Runtime and adapter modules are independent — each has its own go.mod and only pulls in the dependencies it needs. aifunc is part of the core module with zero external dependencies.

Security

The JS runner supports fine-grained permission control via WithPermissions. File writes and process execution are denied by default.

The Python runner has no permission sandbox. Neither runtime provides OS-level isolation. For untrusted code, combine with containers, nsjail, or bubblewrap.

License

MIT

Documentation

Index

• func ToolDefinition(r Runner) map[string]any
• type RunResult
  • func (r *RunResult) String() string
• type Runner

Functions

func ToolDefinition

func ToolDefinition(r Runner) map[string]any

ToolDefinition returns a JSON Schema object describing a runner's tool input.

Types

type RunResult

type RunResult struct {
	Result string   `json:"result"`
	Logs   []string `json:"logs,omitempty"`
	Error  string   `json:"error,omitempty"`
}

RunResult holds the outcome of a code execution.

func (*RunResult) String

func (r *RunResult) String() string

String returns the RunResult as a JSON string for LLM consumption.

type Runner

type Runner interface {
	// Run executes code and returns the result.
	// JS exceptions / Python exceptions are captured in RunResult.Error,
	// not returned as Go errors. Only infrastructure failures return Go errors.
	Run(ctx context.Context, code string) (*RunResult, error)
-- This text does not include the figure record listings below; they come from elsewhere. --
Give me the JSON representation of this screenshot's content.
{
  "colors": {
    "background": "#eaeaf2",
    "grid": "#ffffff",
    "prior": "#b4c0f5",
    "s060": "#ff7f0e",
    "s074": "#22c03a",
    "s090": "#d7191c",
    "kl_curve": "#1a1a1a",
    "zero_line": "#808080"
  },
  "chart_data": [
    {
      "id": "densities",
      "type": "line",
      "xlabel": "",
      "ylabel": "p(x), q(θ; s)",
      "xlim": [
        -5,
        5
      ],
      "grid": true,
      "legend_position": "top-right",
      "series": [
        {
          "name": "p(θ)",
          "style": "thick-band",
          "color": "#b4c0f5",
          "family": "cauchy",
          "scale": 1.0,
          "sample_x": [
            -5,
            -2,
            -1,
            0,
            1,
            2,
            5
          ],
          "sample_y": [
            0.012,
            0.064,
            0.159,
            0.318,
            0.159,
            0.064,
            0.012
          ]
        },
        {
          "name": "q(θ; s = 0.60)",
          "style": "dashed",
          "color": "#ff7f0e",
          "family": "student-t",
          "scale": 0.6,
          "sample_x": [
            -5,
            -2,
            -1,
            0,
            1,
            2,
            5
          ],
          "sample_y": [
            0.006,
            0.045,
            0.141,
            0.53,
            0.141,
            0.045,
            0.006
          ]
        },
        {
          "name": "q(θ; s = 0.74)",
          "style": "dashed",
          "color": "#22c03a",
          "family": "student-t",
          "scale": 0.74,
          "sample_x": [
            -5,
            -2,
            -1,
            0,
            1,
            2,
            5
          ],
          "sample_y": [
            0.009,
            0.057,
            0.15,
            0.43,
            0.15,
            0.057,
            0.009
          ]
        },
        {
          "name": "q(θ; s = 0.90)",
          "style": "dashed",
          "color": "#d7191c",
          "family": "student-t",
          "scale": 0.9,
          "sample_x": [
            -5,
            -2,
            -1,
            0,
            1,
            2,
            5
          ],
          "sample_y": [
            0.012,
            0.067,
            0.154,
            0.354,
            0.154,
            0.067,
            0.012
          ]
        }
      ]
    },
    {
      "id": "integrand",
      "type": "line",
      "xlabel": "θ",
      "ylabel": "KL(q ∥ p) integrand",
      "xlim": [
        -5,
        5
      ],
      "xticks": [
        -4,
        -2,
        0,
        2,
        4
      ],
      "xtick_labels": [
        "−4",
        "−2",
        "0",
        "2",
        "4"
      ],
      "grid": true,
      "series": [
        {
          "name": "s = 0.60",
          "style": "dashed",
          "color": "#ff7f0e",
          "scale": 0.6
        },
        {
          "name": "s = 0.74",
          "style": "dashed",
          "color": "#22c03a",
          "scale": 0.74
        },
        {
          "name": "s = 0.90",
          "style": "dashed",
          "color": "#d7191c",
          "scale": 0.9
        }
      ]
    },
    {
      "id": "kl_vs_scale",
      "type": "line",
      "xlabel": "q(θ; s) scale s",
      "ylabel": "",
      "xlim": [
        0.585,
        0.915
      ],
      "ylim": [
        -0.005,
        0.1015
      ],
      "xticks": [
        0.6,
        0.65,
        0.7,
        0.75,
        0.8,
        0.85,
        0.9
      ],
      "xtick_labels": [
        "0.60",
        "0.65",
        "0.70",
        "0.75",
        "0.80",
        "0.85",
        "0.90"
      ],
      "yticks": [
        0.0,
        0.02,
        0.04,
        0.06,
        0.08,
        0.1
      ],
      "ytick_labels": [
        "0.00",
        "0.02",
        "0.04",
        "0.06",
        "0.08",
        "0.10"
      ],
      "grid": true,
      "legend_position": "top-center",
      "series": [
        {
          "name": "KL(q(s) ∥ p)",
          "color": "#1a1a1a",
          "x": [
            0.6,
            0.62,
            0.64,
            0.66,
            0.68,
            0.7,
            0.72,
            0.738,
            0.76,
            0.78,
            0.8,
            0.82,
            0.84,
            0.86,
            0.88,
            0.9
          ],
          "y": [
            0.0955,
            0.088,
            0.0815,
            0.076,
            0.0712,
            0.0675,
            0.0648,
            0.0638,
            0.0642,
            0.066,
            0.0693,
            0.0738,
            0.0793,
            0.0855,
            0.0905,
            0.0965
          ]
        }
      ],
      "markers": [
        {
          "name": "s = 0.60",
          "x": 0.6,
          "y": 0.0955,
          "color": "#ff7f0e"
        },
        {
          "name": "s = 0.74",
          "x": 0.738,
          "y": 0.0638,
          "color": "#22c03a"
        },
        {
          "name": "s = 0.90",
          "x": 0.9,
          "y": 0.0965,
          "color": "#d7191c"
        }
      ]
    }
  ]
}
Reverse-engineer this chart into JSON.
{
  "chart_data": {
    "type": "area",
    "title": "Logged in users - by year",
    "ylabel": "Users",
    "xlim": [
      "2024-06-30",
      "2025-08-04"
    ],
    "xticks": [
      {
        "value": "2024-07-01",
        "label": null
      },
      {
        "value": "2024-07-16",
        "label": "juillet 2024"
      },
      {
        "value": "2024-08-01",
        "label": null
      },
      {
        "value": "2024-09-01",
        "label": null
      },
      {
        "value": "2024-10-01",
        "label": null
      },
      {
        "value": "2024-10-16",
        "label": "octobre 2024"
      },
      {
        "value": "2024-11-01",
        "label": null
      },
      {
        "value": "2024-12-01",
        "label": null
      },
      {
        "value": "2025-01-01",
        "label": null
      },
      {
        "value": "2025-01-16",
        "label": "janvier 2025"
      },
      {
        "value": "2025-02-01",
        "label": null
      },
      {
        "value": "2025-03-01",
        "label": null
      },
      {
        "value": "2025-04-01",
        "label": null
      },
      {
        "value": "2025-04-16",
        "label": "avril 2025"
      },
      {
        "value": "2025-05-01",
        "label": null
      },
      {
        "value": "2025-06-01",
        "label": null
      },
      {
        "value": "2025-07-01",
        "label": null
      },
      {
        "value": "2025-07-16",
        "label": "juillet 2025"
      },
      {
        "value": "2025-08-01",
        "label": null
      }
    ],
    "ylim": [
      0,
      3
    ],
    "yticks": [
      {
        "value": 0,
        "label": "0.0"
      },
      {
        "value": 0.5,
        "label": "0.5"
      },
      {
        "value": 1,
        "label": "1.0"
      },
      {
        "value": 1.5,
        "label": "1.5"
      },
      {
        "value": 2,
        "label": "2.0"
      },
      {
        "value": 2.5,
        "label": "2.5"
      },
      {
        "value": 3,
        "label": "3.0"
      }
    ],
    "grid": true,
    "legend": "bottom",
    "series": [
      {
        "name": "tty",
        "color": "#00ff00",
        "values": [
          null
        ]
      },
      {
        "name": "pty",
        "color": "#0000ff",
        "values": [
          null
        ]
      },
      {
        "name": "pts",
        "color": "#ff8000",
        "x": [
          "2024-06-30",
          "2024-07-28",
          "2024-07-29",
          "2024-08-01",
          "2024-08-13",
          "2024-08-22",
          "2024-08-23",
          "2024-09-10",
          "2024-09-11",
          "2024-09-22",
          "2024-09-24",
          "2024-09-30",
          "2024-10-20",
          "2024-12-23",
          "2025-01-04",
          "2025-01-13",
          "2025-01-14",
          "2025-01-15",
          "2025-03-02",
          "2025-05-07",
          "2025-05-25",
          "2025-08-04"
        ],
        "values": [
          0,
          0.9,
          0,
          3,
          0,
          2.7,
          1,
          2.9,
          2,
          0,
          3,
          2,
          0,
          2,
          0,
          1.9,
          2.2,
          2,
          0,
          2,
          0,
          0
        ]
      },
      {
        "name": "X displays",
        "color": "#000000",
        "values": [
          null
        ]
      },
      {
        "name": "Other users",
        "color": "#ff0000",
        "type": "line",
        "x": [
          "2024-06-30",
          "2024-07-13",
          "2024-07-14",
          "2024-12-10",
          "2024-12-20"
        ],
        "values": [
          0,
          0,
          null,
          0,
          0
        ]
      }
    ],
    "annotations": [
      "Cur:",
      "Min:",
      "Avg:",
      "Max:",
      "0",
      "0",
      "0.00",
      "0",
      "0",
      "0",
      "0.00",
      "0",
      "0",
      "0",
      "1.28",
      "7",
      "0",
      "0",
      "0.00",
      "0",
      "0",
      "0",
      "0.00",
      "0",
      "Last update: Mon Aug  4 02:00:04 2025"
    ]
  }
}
	// Close releases the underlying runtime.
	Close() error

	// Language returns the language name ("javascript" or "python").
	Language() string

	// ToolName returns the tool name for LLM function calling.
	ToolName() string

	// ToolDescription returns the tool description for LLMs.
	ToolDescription() string
}

Runner is the common interface for code execution backends.